Mais François haïssait ceux qu’il appelait des petits saints. Il y avait longtemps qu’il avait Félix sur le cœur, et il voulait enfin le rosser. Pour l’oiseau, il n’y tenait guère.
— Rends-le moi tout de suite, à moi, s’écria-t-il en voulant lui arracher la pauvre bestiole.
— Je le rendrai à ta sœur, pas à toi, dit Félix avec fermeté.
François n’entendait que la raison du plus fort; il se jeta sur son camarade plus jeune, plus faible...
Félix ne refusait jamais de livrer bataille pour une bonne cause. Mais avant de se mettre en garde, il trouva moyen de lancer l’oiseau par-dessus le mur dans un jardin. Tout valait mieux que de tomber entre les mains de François! La petite créature disparut dans le fouillis des branches fleuries.

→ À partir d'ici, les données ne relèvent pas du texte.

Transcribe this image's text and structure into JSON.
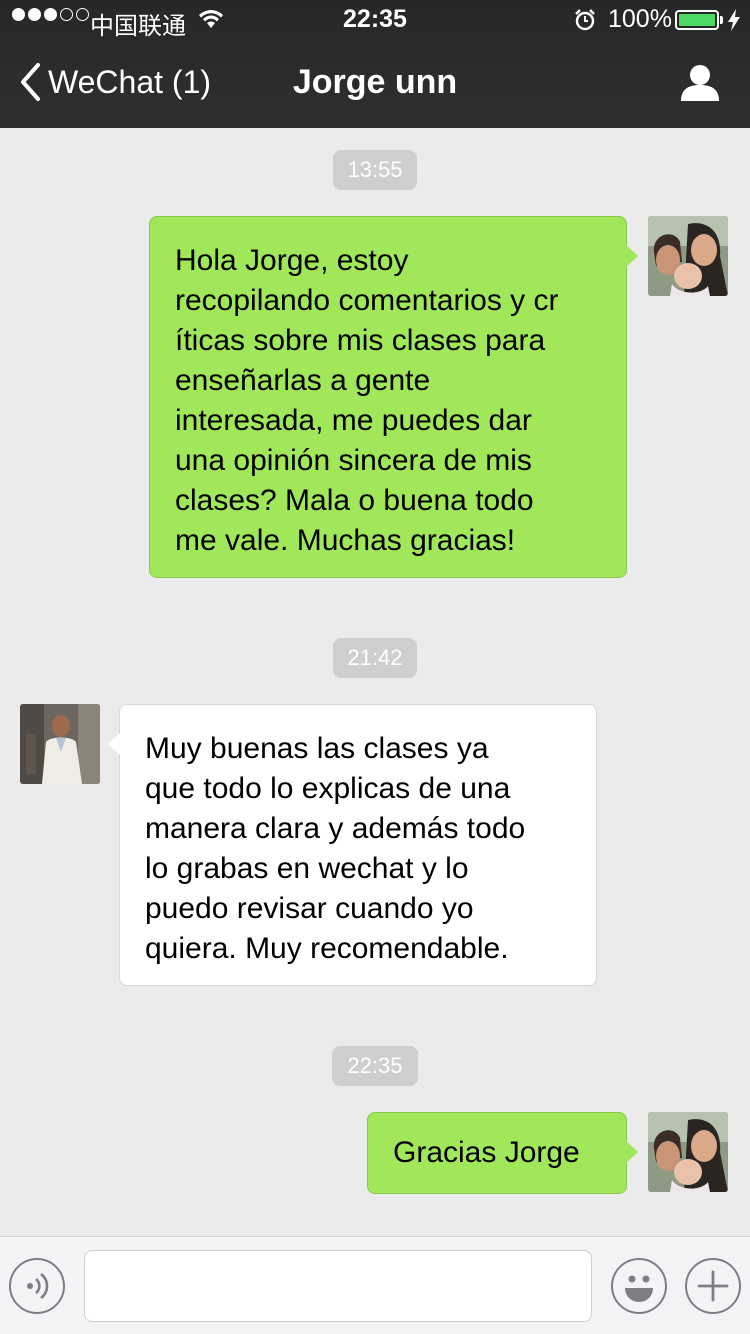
{
  "status_bar": {
    "carrier": "中国联通",
    "time": "22:35",
    "battery": "100%"
  },
  "nav": {
    "back_label": "WeChat (1)",
    "title": "Jorge unn"
  },
  "messages": [
    {
      "type": "time",
      "text": "13:55"
    },
    {
      "type": "sent",
      "lines": [
        "Hola Jorge, estoy",
        "recopilando comentarios y cr",
        "íticas sobre mis clases para",
        "enseñarlas a gente",
        "interesada, me puedes dar",
        "una opinión sincera de mis",
        "clases? Mala o buena todo",
        "me vale. Muchas gracias!"
      ]
    },
    {
      "type": "time",
      "text": "21:42"
    },
    {
      "type": "received",
      "lines": [
        "Muy buenas las clases ya",
        "que todo lo explicas de una",
        "manera clara y además todo",
        "lo grabas en wechat y lo",
        "puedo revisar cuando yo",
        "quiera. Muy recomendable."
      ]
    },
    {
      "type": "time",
      "text": "22:35"
    },
    {
      "type": "sent",
      "lines": [
        "Gracias Jorge"
      ]
    }
  ],
  "input": {
    "value": ""
  },
  "colors": {
    "sent_bubble": "#a0e75a",
    "received_bubble": "#ffffff",
    "chat_background": "#ebebeb",
    "nav_background": "#2e2f31"
  },
  "icons": {
    "back": "chevron-left-icon",
    "contact": "person-icon",
    "voice": "voice-icon",
    "emoji": "emoji-icon",
    "more": "plus-icon"
  }
}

François entra dans une vraie fureur.
— Tu vas me payer cela, s’écria-t-il. A nous deux!
Pierrot, soutenu par ses petites ailes, ne s’était point fait de mal. Perché sur l’arbre, ses yeux éveillés suivaient par une ouverture entre les branches le combat des deux garçons.
Félix se défendait bravement, et jusqu’à un certain moment, la lutte ne parut pas trop inégale. Mais tout à coup un croc-enjambe le mit à terre. Au lieu de relever son adversaire avec la noblesse d’âme d’un vainqueur de bonne race, François lui envoya une poussée brutale, qui jeta Félix contre la muraille. Sa tête heurta si violemment que l’enfant resta là, étendu sans connaissance.
Comme de juste, François avait disparu. Les piaulements du moineau ne firent venir personne. Et le soleil descendait derrière les jardins paisibles.
Il allait disparaître, et Pierrot se sentait pris de sommeil, lorsqu’enfin un autre jeune employé au télégraphe vint à passer par là.
A ce moment, Félix, un peu ranimé, cherchait à se remettre sur ses jambes. Mais la tête lui tournait bien fort. Il avait la figure en sang.
— Qui t’a donc arrangé comme ça, mon vieux? dit le nouveau venu en le prenant sous le bras.
Félix ne parlera pas. Il n’a jamais dénoncé personne.
Le camarade reprit:
— Si je le tenais, celui-là, il en recevrait, une raclée!
Tous deux s’éloignèrent à petits pas. Félix retourna une fois la tête du côté des arbres où les oiseaux allaient s’endormir.
— Reste où tu es, pauvret, dit-il. C’est encore plus sûr pour toi.